La verdad es una realidad ontológica que sirve de punto de partida a cualquier opinión válida. Pero si se llega al absurdo de negarla para sustituirla por afirmaciones acientíficas y conspiranoides, el problema es más grave.
Por ello, lo primero que hay que hacer, si queremos librar una batalla ganadora para cumplir con los Objetivos de Desarrollo Sostenible, es evitar el pensamiento humillante de los negacionistas.
No pretendo que no los haya, porque la necedad es libre. Y no aspiro a que no se abran debates sobre cualquier cosa. A lo que aspiro es a que no se abran debates estériles sobre la nada.
Los terraplanistas del nuevo orden de las verdades propias acaban acumulando en su repositorio todos los dislates propios de su clase y condición. Porque quien es negacionista lo es ante cualquier evidencia: la desigualdad, el cambio climático o la violencia de género.

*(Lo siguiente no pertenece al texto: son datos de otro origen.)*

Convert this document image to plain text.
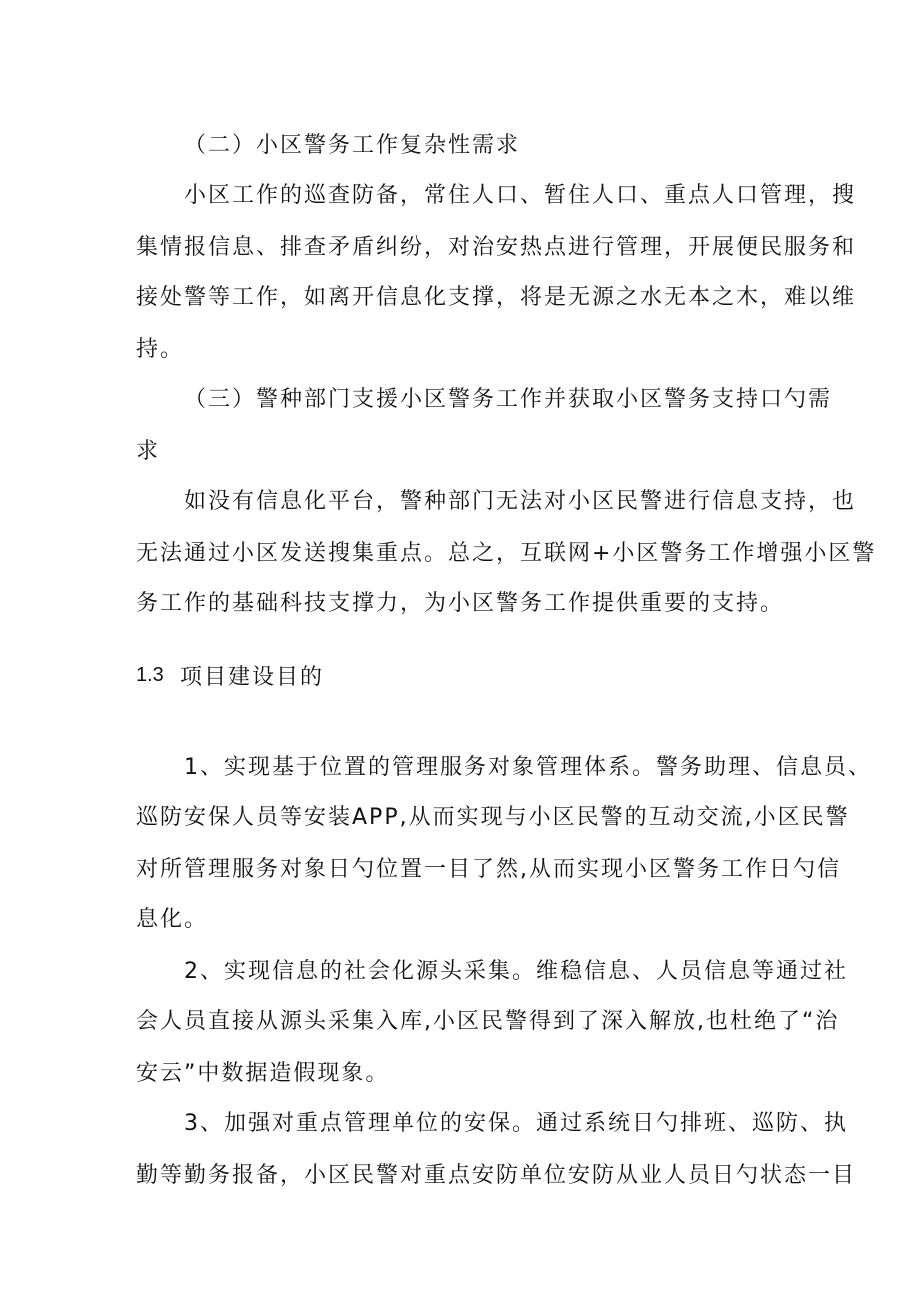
（二）小区警务工作复杂性需求
小区工作的巡查防备，常住人口、暂住人口、重点人口管理，搜
集情报信息、排查矛盾纠纷，对治安热点进行管理，开展便民服务和
接处警等工作，如离开信息化支撑，将是无源之水无本之木，难以维
持。
（三）警种部门支援小区警务工作并获取小区警务支持口勺需
求
如没有信息化平台，警种部门无法对小区民警进行信息支持，也
无法通过小区发送搜集重点。总之，互联网+小区警务工作增强小区警
务工作的基础科技支撑力，为小区警务工作提供重要的支持。
1.3 项目建设目的
1、实现基于位置的管理服务对象管理体系。警务助理、信息员、
巡防安保人员等安装APP,从而实现与小区民警的互动交流,小区民警
对所管理服务对象日勺位置一目了然,从而实现小区警务工作日勺信
息化。
2、实现信息的社会化源头采集。维稳信息、人员信息等通过社
会人员直接从源头采集入库,小区民警得到了深入解放,也杜绝了“治
安云”中数据造假现象。
3、加强对重点管理单位的安保。通过系统日勺排班、巡防、执
勤等勤务报备，小区民警对重点安防单位安防从业人员日勺状态一目
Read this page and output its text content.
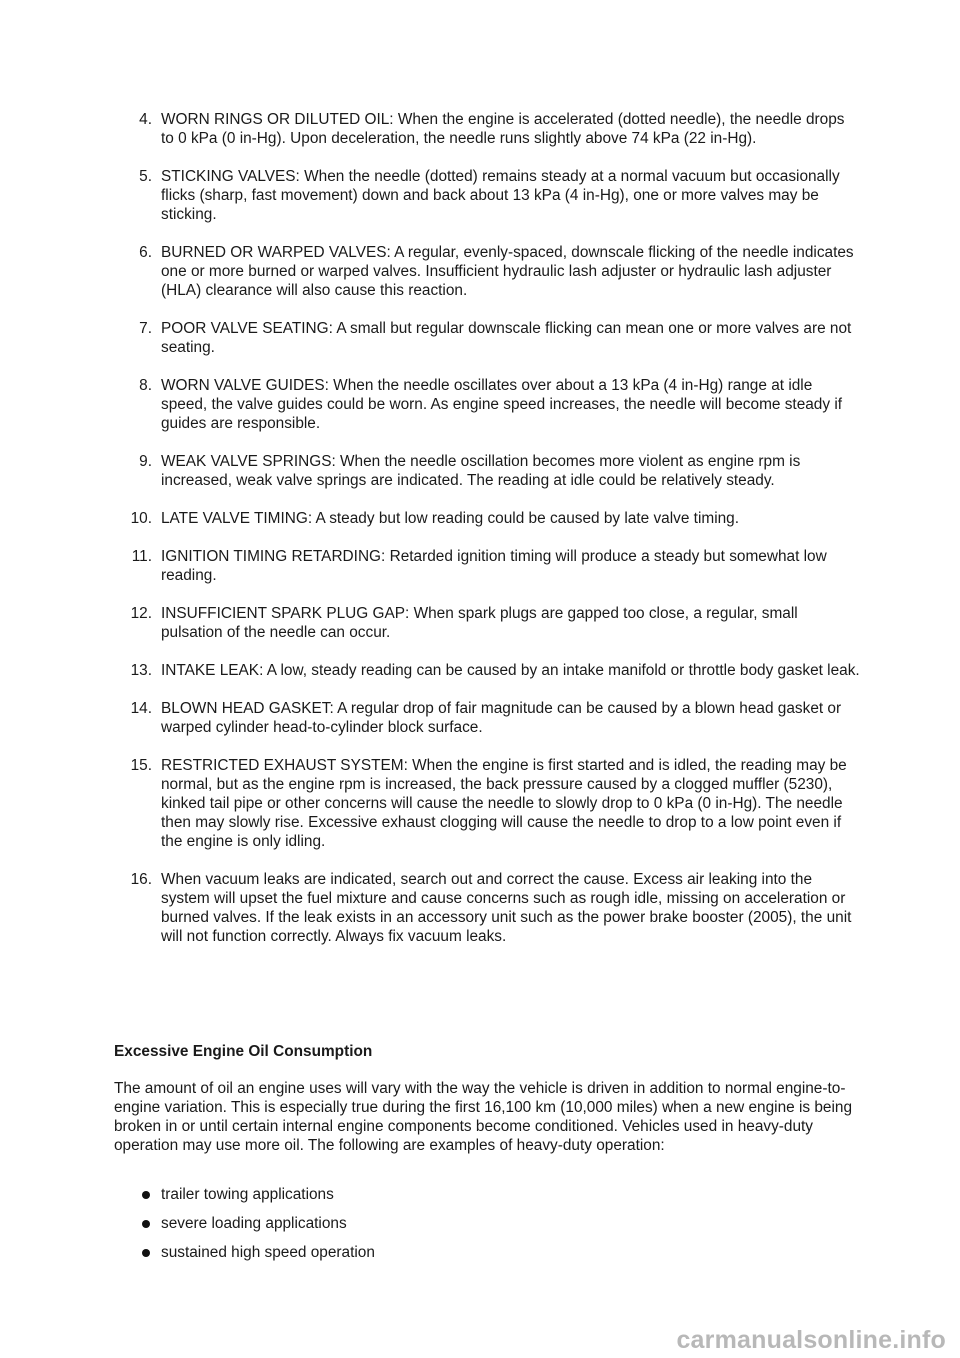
4. WORN RINGS OR DILUTED OIL: When the engine is accelerated (dotted needle), the needle drops to 0 kPa (0 in-Hg). Upon deceleration, the needle runs slightly above 74 kPa (22 in-Hg).
5. STICKING VALVES: When the needle (dotted) remains steady at a normal vacuum but occasionally flicks (sharp, fast movement) down and back about 13 kPa (4 in-Hg), one or more valves may be sticking.
6. BURNED OR WARPED VALVES: A regular, evenly-spaced, downscale flicking of the needle indicates one or more burned or warped valves. Insufficient hydraulic lash adjuster or hydraulic lash adjuster (HLA) clearance will also cause this reaction.
7. POOR VALVE SEATING: A small but regular downscale flicking can mean one or more valves are not seating.
8. WORN VALVE GUIDES: When the needle oscillates over about a 13 kPa (4 in-Hg) range at idle speed, the valve guides could be worn. As engine speed increases, the needle will become steady if guides are responsible.
9. WEAK VALVE SPRINGS: When the needle oscillation becomes more violent as engine rpm is increased, weak valve springs are indicated. The reading at idle could be relatively steady.
10. LATE VALVE TIMING: A steady but low reading could be caused by late valve timing.
11. IGNITION TIMING RETARDING: Retarded ignition timing will produce a steady but somewhat low reading.
12. INSUFFICIENT SPARK PLUG GAP: When spark plugs are gapped too close, a regular, small pulsation of the needle can occur.
13. INTAKE LEAK: A low, steady reading can be caused by an intake manifold or throttle body gasket leak.
14. BLOWN HEAD GASKET: A regular drop of fair magnitude can be caused by a blown head gasket or warped cylinder head-to-cylinder block surface.
15. RESTRICTED EXHAUST SYSTEM: When the engine is first started and is idled, the reading may be normal, but as the engine rpm is increased, the back pressure caused by a clogged muffler (5230), kinked tail pipe or other concerns will cause the needle to slowly drop to 0 kPa (0 in-Hg). The needle then may slowly rise. Excessive exhaust clogging will cause the needle to drop to a low point even if the engine is only idling.
16. When vacuum leaks are indicated, search out and correct the cause. Excess air leaking into the system will upset the fuel mixture and cause concerns such as rough idle, missing on acceleration or burned valves. If the leak exists in an accessory unit such as the power brake booster (2005), the unit will not function correctly. Always fix vacuum leaks.
Excessive Engine Oil Consumption

The amount of oil an engine uses will vary with the way the vehicle is driven in addition to normal engine-to-engine variation. This is especially true during the first 16,100 km (10,000 miles) when a new engine is being broken in or until certain internal engine components become conditioned. Vehicles used in heavy-duty operation may use more oil. The following are examples of heavy-duty operation:

trailer towing applications
severe loading applications
sustained high speed operation
carmanualsonline.info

Hay negacionistas por ignorancia y los hay por interpretación de la realidad. Como hay negacionistas ultraortodoxos que utilizan conscientemente la mentira y hay también negacionistas ideológicos que se sirven de la negación de la realidad para construir una narrativa seudomoral sobre el nuevo orden mundial.
Ha llegado una horda de apóstoles de la mentira para mostrar que vivimos confundidos por una especie de dogma globalista y castrante
En lo que coinciden todos es que la realidad incomoda su marco de pensamiento y consideran que ni la ciencia ni la información contrastada tienen ninguna utilidad. Porque los negacionistas primero niegan las evidencias naturales para después elaborar un conjunto de argumentos y causalidades que provocan verdadero sonrojo intelectual.
Así es como se desenvuelven ingrávidamente en el caldo de la desinformación, los bulos y las conspiraciones internacionales. Y en España nos llevamos la palma.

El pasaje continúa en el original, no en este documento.